“The Struggle Ends Where Gratitude Begins” –Neale Donald Walsch
This time of year the attitude of gratitude has widespread appeal. However, the expression of gratitude is something that should not be limited to the holiday season. All year round, it is important to count our blessings.
Gratitude, a general state of thankfulness and/or appreciation, has the ability to heal us when we are feeling broken, energize us when we are feeling demoralized, mobilize us when we are feeling stuck, and provide us with hope in the face of despair. Grateful responses to life are related to peace of mind, higher levels of positive emotions, a stronger immune system, better sleep and improved blood pressure. Therefore, the practice of counting our blessings, rather than our burdens, is one that we should all embrace.
Let’s all be a little bit of sunshine to ourselves and others by embracing an attitude of gratitude. Here are a few tips:
Keep a gratitude journal. This doesn’t have to be too complicated. Simply record one or two things daily for which you’re grateful. The entries should be brief and can include simple observations like “I woke up this morning” or timeless experiences like “traveling to Costa Rica with a friend.” You don’t need a fancy journal or computer. Folks that participate in gratitude journaling evidence higher levels of well being than those that journal about negative events or about neutral events.

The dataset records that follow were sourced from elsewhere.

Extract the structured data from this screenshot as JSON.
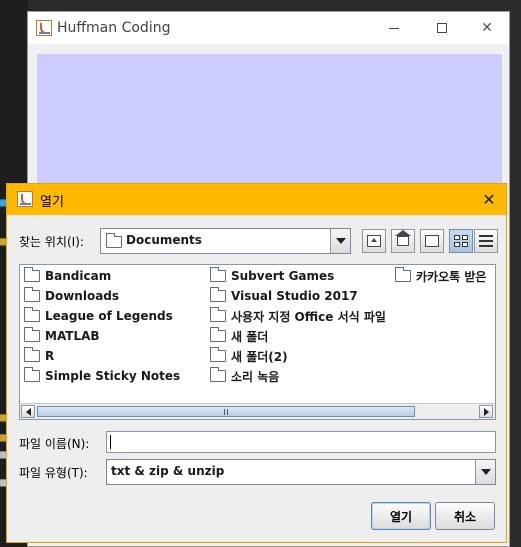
{
  "main_window": {
    "title": "Huffman Coding",
    "controls": {
      "minimize_icon": "minimize-icon",
      "maximize_icon": "maximize-icon",
      "close_glyph": "✕"
    }
  },
  "dialog": {
    "title": "열기",
    "close_glyph": "✕",
    "look_in": {
      "label": "찾는 위치(I):",
      "value": "Documents"
    },
    "toolbar": [
      "up-one-level-icon",
      "home-icon",
      "new-folder-icon",
      "list-view-icon",
      "details-view-icon"
    ],
    "files": [
      "Bandicam",
      "Downloads",
      "League of Legends",
      "MATLAB",
      "R",
      "Simple Sticky Notes",
      "Subvert Games",
      "Visual Studio 2017",
      "사용자 지정 Office 서식 파일",
      "새 폴더",
      "새 폴더(2)",
      "소리 녹음",
      "카카오톡 받은"
    ],
    "file_name": {
      "label": "파일 이름(N):",
      "value": ""
    },
    "file_type": {
      "label": "파일 유형(T):",
      "value": "txt & zip & unzip"
    },
    "buttons": {
      "open": "열기",
      "cancel": "취소"
    }
  },
  "colors": {
    "dialog_title_bar": "#ffb900",
    "canvas": "#ccccff",
    "selection_blue": "#b9cfe5"
  }
}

Express gratitude to another person. Share with a friend, family member or acquaintance how much you appreciate them via a phone call, letter or email. Just saying thank you in a thoughtful way can brighten up your day and someone else’s day. We can also express gratitude to another by praising them for their accomplishments. When we are grateful, we are better able to appreciate the accomplishments of others, rather than being jealous or resentful.
Express gratitude for the challenging things in life. Let no experience be wasted. Even the most difficult experiences can become valuable life lessons. Many of us can look to times of great calamity and confusion and realize that those moments helped us to grow in very important ways.
Contribute to someone neutral in your life. Show a random act of kindness to someone you might not know very well. Buy a cup of coffee for someone you see regularly at the coffee shop or give a bottle of cold water to the bus driver. Something random and thoughtful can really bring joy to a person’s life.
Choose a gratitude accountability partner. Sticking to a commitment is always easier when we have the support of friends and family. Take an inventory of those around you and choose to spend more time around grateful people. The behavior of another can be contagious, whether positive or negative. We don’t want to “catch” the negative attitude of others, so keep that positive, grateful and supportive person close to you.
Make a commitment to invest in yourself by counting your blessings and embracing an attitude of gratitude. No matter how tough things may appear, they could always be worse. Receive all of life with an appreciation for everything that has occurred and accept the entirety of your life, indiscriminately. The practice of counting our blessings, rather than our burdens, is good for our mind, body and spirit. Thank you for reading these words that I have shared.